Artigos de Braulio Tavares em sua coluna diária no "Jornal da Paraíba" (Campina Grande-PB), desde o 0001 (23 de março de 2003) até o 4098 (10 de abril de 2016). Do 4099 em diante, os textos estão sendo publicados apenas neste blog, devido ao fim da publicação do jornal impresso.
domingo, 28 de fevereiro de 2010
1721) Machado: As Esperanças Decrescentes (17.9.2008)
(Machado, por Novaes)
Cada autor tem suas figuras de linguagem preferidas, às quais recorre, depois de certo tempo, quase inconscientemente. O estilo é um conjunto de cacoetes que criam um perfil reconhecível.
Machado de Assis injeta nos seus personagens alguns gestos mentais a que eles se entregam como um sujeito que tem um tique nervoso e esquece que o tem.
Nas Memórias Póstumas... (na página intitulada “Ao leitor”), Brás Cubas nos dá a medida da sua oscilação permanente entre um Desejo autocomplacente e uma anêmica Vontade. Diz ele:
“Que Stendhal confessasse haver escrito um de seus livros para cem leitores, coisa é que admira e consterna. O que não admira, nem provavelmente consternará é se este outro livro não tiver os cem leitores de Stendhal, nem cinqüenta, nem vinte, e quando muito, dez. Dez? Talvez cinco.”
Assim é Brás Cubas. Tem intenções ousadas, mas, depois de dissipada a adrenalina do arroubo inicial, elas vão se conformando, resignadas, às dimensões que lhes impõe a realidade.
Brás imagina-se grandioso, arrebatador, mas o fato de imaginar-se, curiosamente, basta-lhe. O grande gesto da intenção vai sendo diluído em miúdos pela vida real, porque o que mais lhe interessa é satisfazer sua fantasia íntima de rapaz mimado.
E há o episódio do almocreve (Cap. XXI). O jumento que ele monta espanta-se, ameaça disparar; Brás despenca da sela com o pé preso ao estribo, e ai dele se não fosse um almocreve que detém e subjuga o animal.

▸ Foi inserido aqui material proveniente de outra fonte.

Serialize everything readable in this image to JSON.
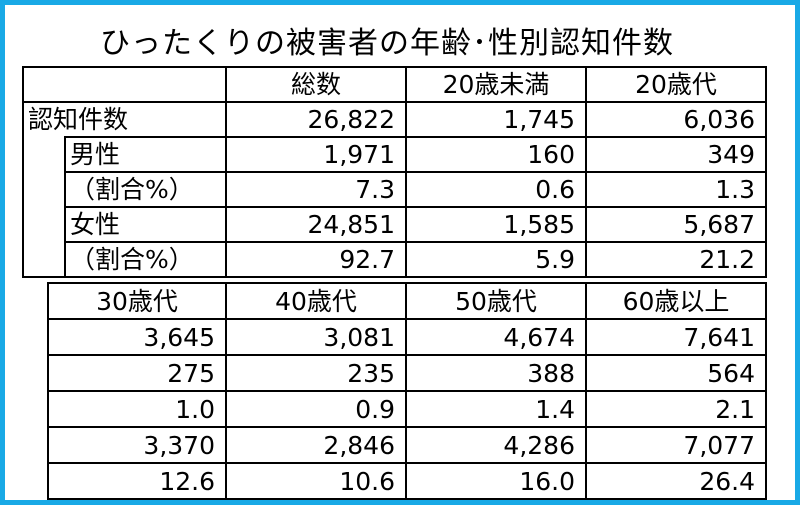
{
  "title": "ひったくりの被害者の年齢･性別認知件数",
  "table_top": {
    "headers": [
      "総数",
      "20歳未満",
      "20歳代"
    ],
    "rows": [
      {
        "label": "認知件数",
        "values": [
          "26,822",
          "1,745",
          "6,036"
        ]
      },
      {
        "label": "男性",
        "values": [
          "1,971",
          "160",
          "349"
        ]
      },
      {
        "label": "（割合%）",
        "values": [
          "7.3",
          "0.6",
          "1.3"
        ]
      },
      {
        "label": "女性",
        "values": [
          "24,851",
          "1,585",
          "5,687"
        ]
      },
      {
        "label": "（割合%）",
        "values": [
          "92.7",
          "5.9",
          "21.2"
        ]
      }
    ]
  },
  "table_bottom": {
    "headers": [
      "30歳代",
      "40歳代",
      "50歳代",
      "60歳以上"
    ],
    "rows": [
      [
        "3,645",
        "3,081",
        "4,674",
        "7,641"
      ],
      [
        "275",
        "235",
        "388",
        "564"
      ],
      [
        "1.0",
        "0.9",
        "1.4",
        "2.1"
      ],
      [
        "3,370",
        "2,846",
        "4,286",
        "7,077"
      ],
      [
        "12.6",
        "10.6",
        "16.0",
        "26.4"
      ]
    ]
  }
}
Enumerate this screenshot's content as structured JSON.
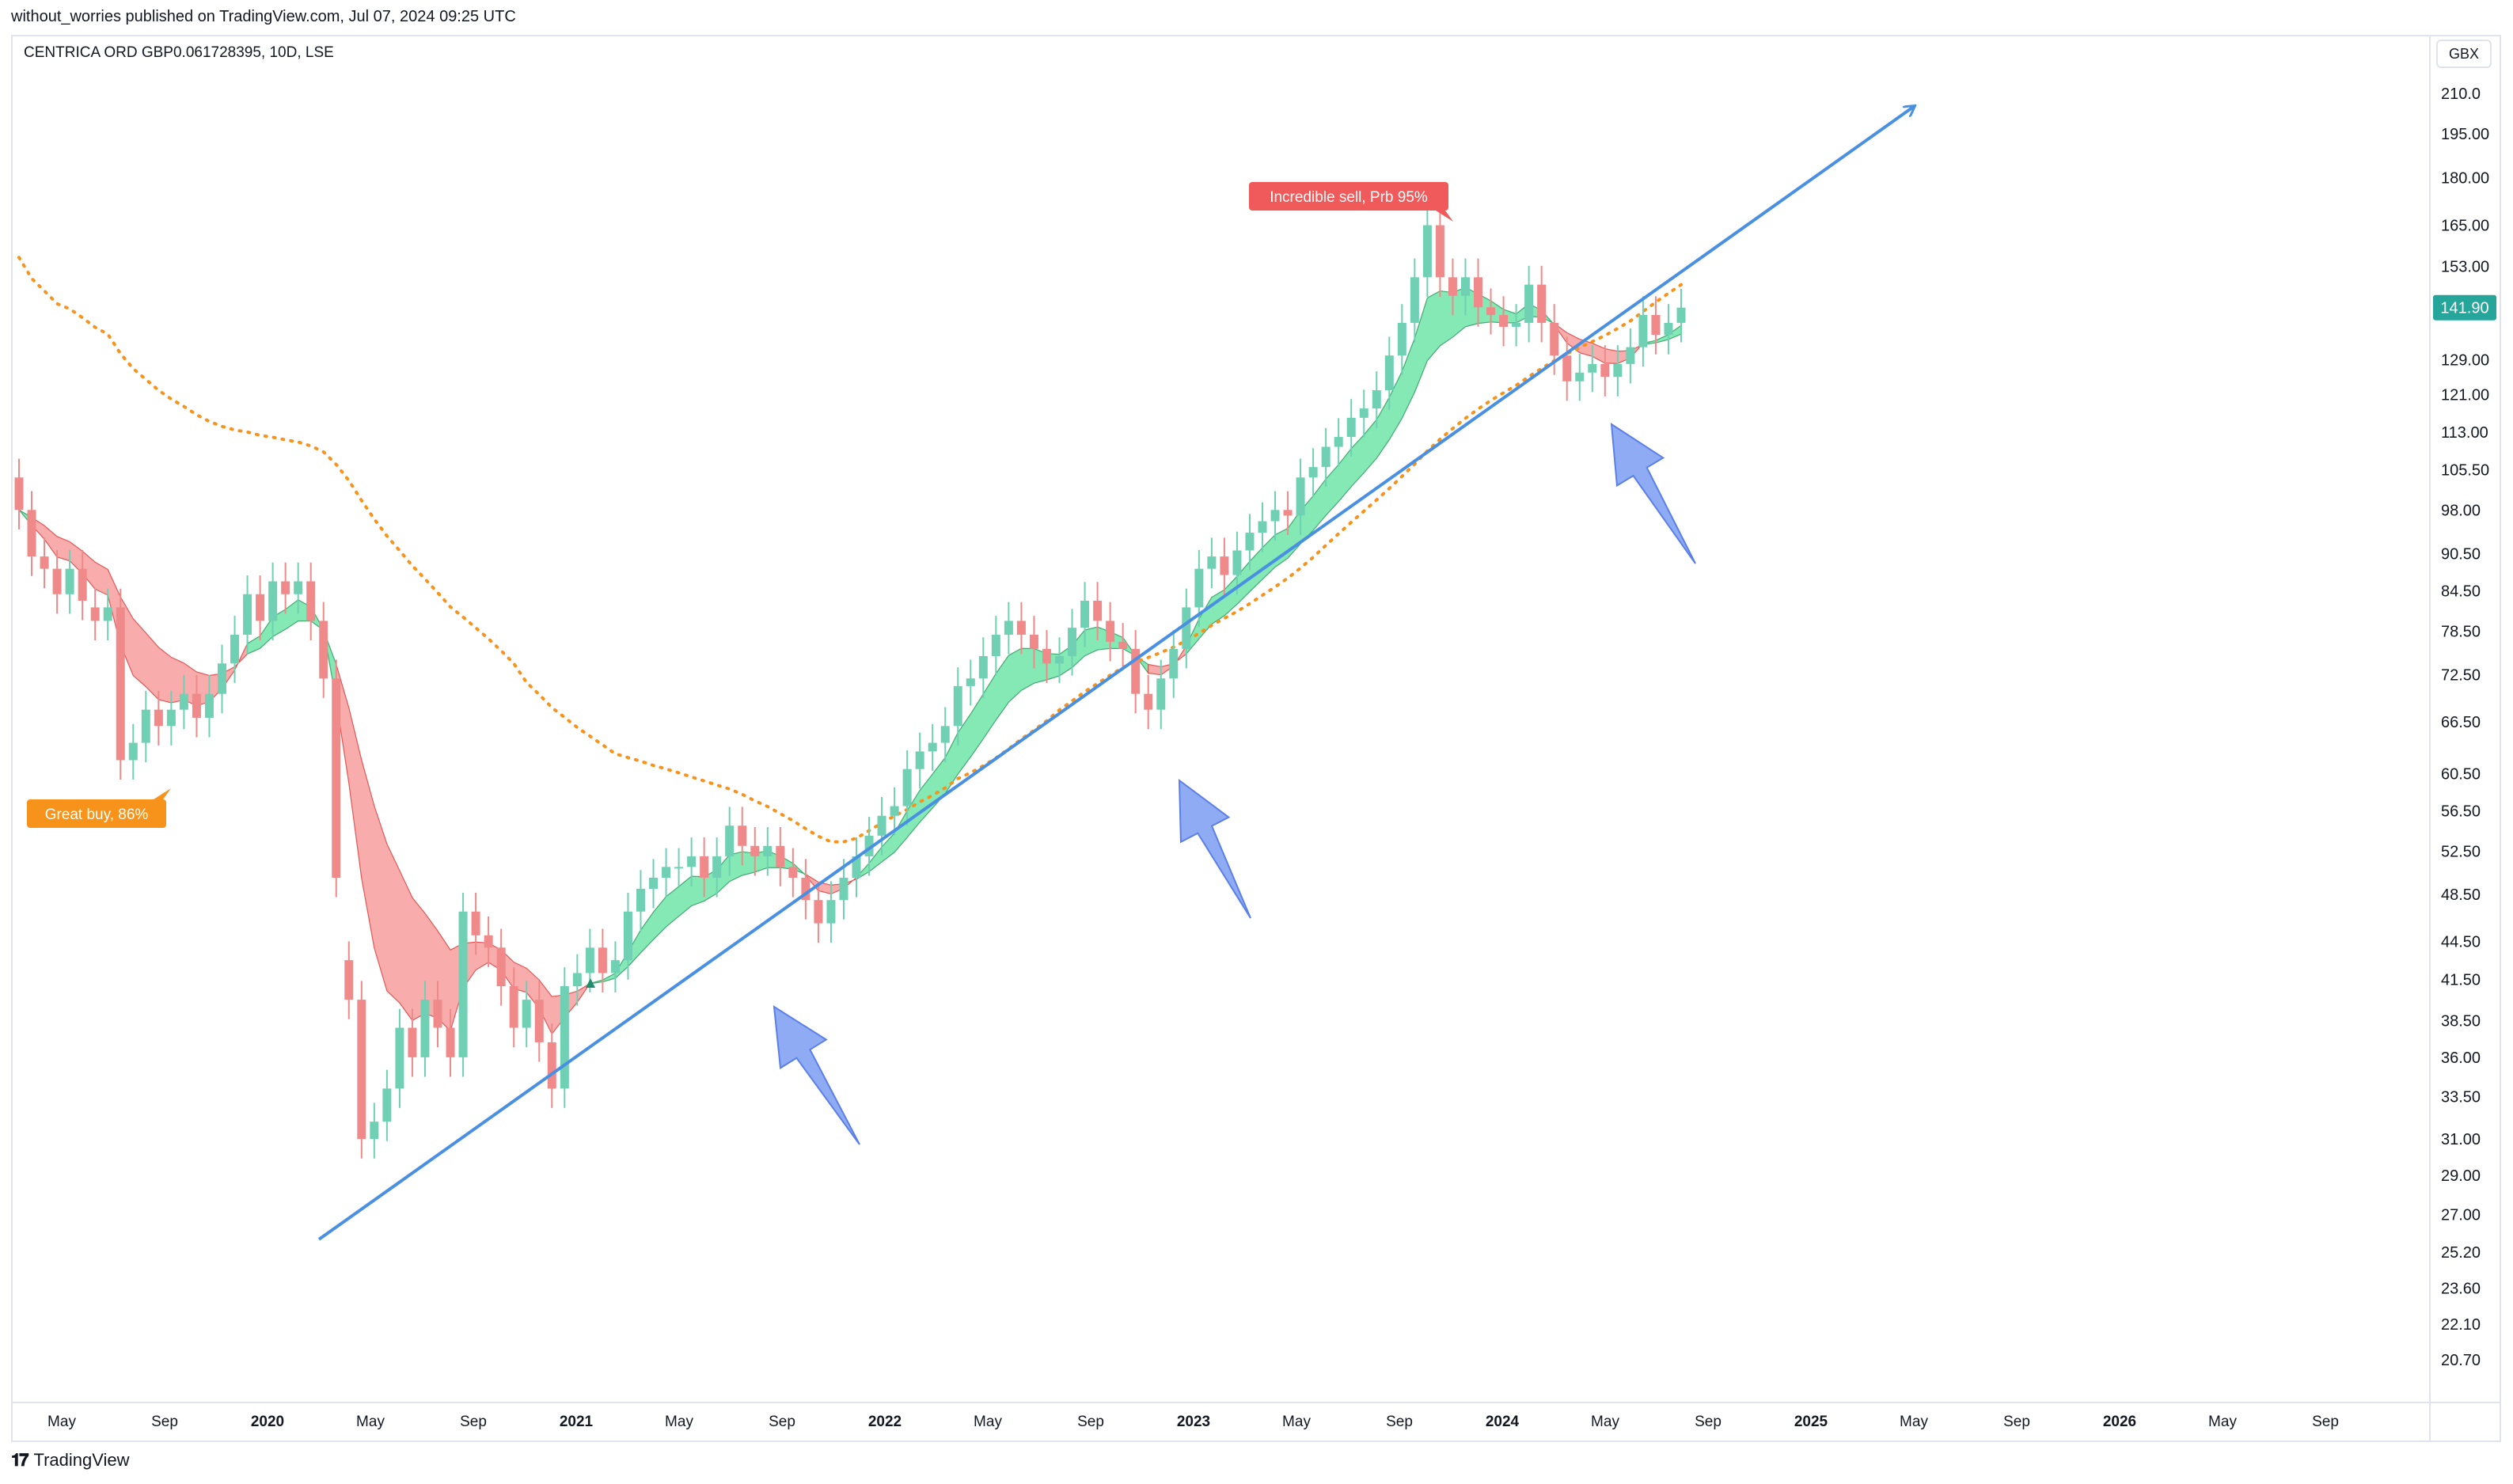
{
  "header": {
    "published_by": "without_worries published on TradingView.com, Jul 07, 2024 09:25 UTC",
    "symbol_line": "CENTRICA ORD GBP0.061728395, 10D, LSE",
    "currency": "GBX"
  },
  "price_axis": {
    "labels": [
      "210.0",
      "195.00",
      "180.00",
      "165.00",
      "153.00",
      "141.90",
      "129.00",
      "121.00",
      "113.00",
      "105.50",
      "98.00",
      "90.50",
      "84.50",
      "78.50",
      "72.50",
      "66.50",
      "60.50",
      "56.50",
      "52.50",
      "48.50",
      "44.50",
      "41.50",
      "38.50",
      "36.00",
      "33.50",
      "31.00",
      "29.00",
      "27.00",
      "25.20",
      "23.60",
      "22.10",
      "20.70"
    ],
    "current_price": "141.90",
    "current_price_color": "#26a69a"
  },
  "time_axis": {
    "labels": [
      "May",
      "Sep",
      "2020",
      "May",
      "Sep",
      "2021",
      "May",
      "Sep",
      "2022",
      "May",
      "Sep",
      "2023",
      "May",
      "Sep",
      "2024",
      "May",
      "Sep",
      "2025",
      "May",
      "Sep",
      "2026",
      "May",
      "Sep"
    ],
    "bold": [
      "2020",
      "2021",
      "2022",
      "2023",
      "2024",
      "2025",
      "2026"
    ]
  },
  "annotations": {
    "buy_label": "Great buy,  86%",
    "buy_color": "#f7931a",
    "sell_label": "Incredible sell, Prb 95%",
    "sell_color": "#f05a5a"
  },
  "colors": {
    "up": "#6fd0b4",
    "down": "#f08a8a",
    "bull_band": "#7ee8b0",
    "bear_band": "#f8a8a8",
    "trendline": "#4a90e2",
    "arrow": "#7b9cf2",
    "ma_dotted": "#f7931a"
  },
  "chart_data": {
    "type": "candlestick",
    "symbol": "CENTRICA ORD GBP0.061728395",
    "interval": "10D",
    "exchange": "LSE",
    "unit": "GBX",
    "y_scale": "log",
    "ylim": [
      20.0,
      220.0
    ],
    "last_price": 141.9,
    "x_range": [
      "2019-04",
      "2026-10"
    ],
    "candles_approx": [
      [
        104,
        98
      ],
      [
        98,
        90
      ],
      [
        90,
        88
      ],
      [
        88,
        84
      ],
      [
        84,
        88
      ],
      [
        88,
        83
      ],
      [
        82,
        80
      ],
      [
        80,
        82
      ],
      [
        82,
        62
      ],
      [
        62,
        64
      ],
      [
        64,
        68
      ],
      [
        68,
        66
      ],
      [
        66,
        68
      ],
      [
        68,
        70
      ],
      [
        70,
        67
      ],
      [
        67,
        70
      ],
      [
        70,
        74
      ],
      [
        74,
        78
      ],
      [
        78,
        84
      ],
      [
        84,
        80
      ],
      [
        80,
        86
      ],
      [
        86,
        84
      ],
      [
        84,
        86
      ],
      [
        86,
        80
      ],
      [
        80,
        72
      ],
      [
        72,
        50
      ],
      [
        43,
        40
      ],
      [
        40,
        31
      ],
      [
        31,
        32
      ],
      [
        32,
        34
      ],
      [
        34,
        38
      ],
      [
        38,
        36
      ],
      [
        36,
        40
      ],
      [
        40,
        38
      ],
      [
        38,
        36
      ],
      [
        36,
        47
      ],
      [
        47,
        45
      ],
      [
        45,
        44
      ],
      [
        44,
        41
      ],
      [
        41,
        38
      ],
      [
        38,
        40
      ],
      [
        40,
        37
      ],
      [
        37,
        34
      ],
      [
        34,
        41
      ],
      [
        41,
        42
      ],
      [
        42,
        44
      ],
      [
        44,
        42
      ],
      [
        42,
        43
      ],
      [
        43,
        47
      ],
      [
        47,
        49
      ],
      [
        49,
        50
      ],
      [
        50,
        51
      ],
      [
        51,
        51
      ],
      [
        51,
        52
      ],
      [
        52,
        50
      ],
      [
        50,
        52
      ],
      [
        52,
        55
      ],
      [
        55,
        53
      ],
      [
        53,
        52
      ],
      [
        52,
        53
      ],
      [
        53,
        51
      ],
      [
        51,
        50
      ],
      [
        50,
        48
      ],
      [
        48,
        46
      ],
      [
        46,
        48
      ],
      [
        48,
        50
      ],
      [
        50,
        52
      ],
      [
        52,
        54
      ],
      [
        54,
        56
      ],
      [
        56,
        57
      ],
      [
        57,
        61
      ],
      [
        61,
        63
      ],
      [
        63,
        64
      ],
      [
        64,
        66
      ],
      [
        66,
        71
      ],
      [
        71,
        72
      ],
      [
        72,
        75
      ],
      [
        75,
        78
      ],
      [
        78,
        80
      ],
      [
        80,
        78
      ],
      [
        78,
        76
      ],
      [
        76,
        74
      ],
      [
        74,
        75
      ],
      [
        75,
        79
      ],
      [
        79,
        83
      ],
      [
        83,
        80
      ],
      [
        80,
        77
      ],
      [
        77,
        76
      ],
      [
        76,
        70
      ],
      [
        70,
        68
      ],
      [
        68,
        72
      ],
      [
        72,
        76
      ],
      [
        76,
        82
      ],
      [
        82,
        88
      ],
      [
        88,
        90
      ],
      [
        90,
        87
      ],
      [
        87,
        91
      ],
      [
        91,
        94
      ],
      [
        94,
        96
      ],
      [
        96,
        98
      ],
      [
        98,
        97
      ],
      [
        97,
        104
      ],
      [
        104,
        106
      ],
      [
        106,
        110
      ],
      [
        110,
        112
      ],
      [
        112,
        116
      ],
      [
        116,
        118
      ],
      [
        118,
        122
      ],
      [
        122,
        130
      ],
      [
        130,
        138
      ],
      [
        138,
        150
      ],
      [
        150,
        165
      ],
      [
        165,
        150
      ],
      [
        150,
        145
      ],
      [
        145,
        150
      ],
      [
        150,
        142
      ],
      [
        142,
        140
      ],
      [
        140,
        137
      ],
      [
        137,
        138
      ],
      [
        138,
        148
      ],
      [
        148,
        138
      ],
      [
        138,
        130
      ],
      [
        130,
        124
      ],
      [
        124,
        126
      ],
      [
        126,
        128
      ],
      [
        128,
        125
      ],
      [
        125,
        128
      ],
      [
        128,
        132
      ],
      [
        132,
        140
      ],
      [
        140,
        135
      ],
      [
        135,
        138
      ],
      [
        138,
        141.9
      ]
    ],
    "bands": [
      {
        "name": "",
        "color": "bear",
        "period": "2019-04 to 2021-01"
      },
      {
        "name": "",
        "color": "bull",
        "period": "2021-01 to 2024-06"
      }
    ],
    "trendline": {
      "from": [
        "2020-03",
        25.8
      ],
      "to": [
        "2025-05",
        205
      ]
    },
    "signals": [
      {
        "label": "Great buy,  86%",
        "date": "2019-11",
        "price": 60.5
      },
      {
        "label": "Incredible sell, Prb 95%",
        "date": "2023-09",
        "price": 176
      }
    ]
  }
}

Recuperado, Brás agradece ao salvador e delibera, intimamente, dar-lhe três das cinco moedas de ouro que trazia consigo. Logo pondera se não bastariam duas. Examina a roupa do benfeitor, constata que é um pobretão, e chega a tirar do bolso uma única moeda. O almocreve está de costas. Depois de uma derradeira hesitação, Brás mete-lhe na mão um cruzado de prata. Torna a agradecer, monta.
Ao se afastar vê de longe o almocreve que gesticula, fazendo-lhe grandes cortesias, e pensa por fim que o outro foi apenas um instrumento da Providência, que estava lá por acaso, que não lhe coube mérito algum... E:
“Fiquei desconsolado com esta reflexão, chamei-me pródigo, lancei o cruzado à conta das minhas dissipações antigas; tive (por que não direi tudo?) tive remorsos”.
Depois do arroubo inicial, tudo decresce, tudo míngua, tudo se conforma à prudente mesquinhez do nosso herói.
E não há como não ver nisto um eco do “serrote” que protagoniza o conto “O Empréstimo” (Papéis Avulsos, 1882), um tal Custódio, que “nascera com a vocação da riqueza, sem a vocação do trabalho”. É um pedidor. Aquele da piada: “É colírio? Pinga aqui...”
Nas seis páginas perfeitas deste conto, Custódio assedia o tabelião Vaz Nunes por cinco contos de réis, que caem depois para quinhentos mil réis, e para duzentos, para cem, para vinte... No fim do conto, Custódio morde cinco mil réis de Vaz Nunes, e sai de rua afora, “pisando rijo, encarando fraternalmente os ingleses do comércio”.